Mr Kershaw received expressions of interest from 39 organisations about running parts of the trust, although HSJ understands none wanted to take on the entire organisation.

He this morning confirmed nine bids were taken forward for more detailed consideration, although he would not name them, citing commercial confidentiality.

 

Key numbers from the report:

Operating costs have declined by £69.2m from 2009-10 to 2012-13, while revenue has declined £32.1m over the same period.

The “cost improvement programme opportunity” for the trust is £43m, “based on a risk assessed proportion of the total potential productivity opportunity (£79m)”.

The report said: “It is recommended that the Department of Health writes off the debt associated with the accumulation of deficits at SLHT, By March 2013 this is estimated to be £207m.”

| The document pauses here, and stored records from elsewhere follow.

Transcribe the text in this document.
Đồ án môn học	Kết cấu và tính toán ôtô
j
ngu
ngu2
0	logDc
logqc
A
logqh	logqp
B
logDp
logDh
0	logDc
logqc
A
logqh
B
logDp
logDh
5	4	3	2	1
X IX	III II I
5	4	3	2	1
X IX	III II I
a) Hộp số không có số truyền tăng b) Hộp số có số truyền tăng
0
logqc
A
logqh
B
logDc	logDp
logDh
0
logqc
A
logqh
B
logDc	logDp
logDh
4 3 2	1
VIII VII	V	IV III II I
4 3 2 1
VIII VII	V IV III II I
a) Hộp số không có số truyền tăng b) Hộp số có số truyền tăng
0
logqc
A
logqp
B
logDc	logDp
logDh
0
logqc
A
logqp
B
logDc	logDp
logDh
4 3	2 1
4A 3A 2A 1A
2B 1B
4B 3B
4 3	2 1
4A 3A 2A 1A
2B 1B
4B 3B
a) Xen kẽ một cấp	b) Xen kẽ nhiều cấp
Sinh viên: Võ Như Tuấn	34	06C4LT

Nearly a third of the £62m potential savings the trust describes come from medical productivity. The document said: “The trust has the lowest income per consultant in its peer group, a very high ratio of junior doctors to consultant staff and high use of locum and agency staff.” If the trust was as efficienct as the best performing trusts it could lose 140 doctors from its total of 862 whole-time equivalents.

 

HSJ reported at the start of this month that these included East Kent Hospitals University Foundation Trust, King’s College Hospital Foundation Trust, Dartford and Gravesham Trust and Lewisham Healthcare Trust.

Virgin Care, Circle, Care UK, Capita and Serco also bid but it is not known if any were taken forward to the second stage.

The draft report criticised South London’s previous management for not tackling “key strategic challenges such as overall medical productivity”.

It added: “This is demonstrated by the high number of low value cost improvement programmes.”

The draft report has recommended options very similar to those set out in a ‘simulation exercise’ run by NHS London in February.

This saw King’s College, Oxleas and Lewisham involved in modelling different scenarios for South London Healthcare Trust.

One of these was for a foundation trust takeover of one or more of the sites and another involving a “joint venture” between the private sector and an FT of the kind now mooted for the Bexley site.

Speaking at a press conference this morning Mr Kershaw would not rule out job cuts and the trust is already signed up to reducing its workforce by five per cent by March 2016.

A document from the simulation exercise in February said: “Around 60 per cent of total expenditure is attributed to staff pay bill; including temporary bank and agency spend. The current make-up of the workforce is predominantly female (80.54 per cent). Part-time employees equate to 31.4 per cent of the workforce.

“The trust is currently forecasting workforce numbers based on a year on year reduction of five per cent over next five years i.e. from 5,838 whole time equivalents in March 2012 to 4,755 in March 2016.

“Recent benchmarking intelligence that identified that SLHT has a larger workforce with higher than average bandings than comparable trusts.”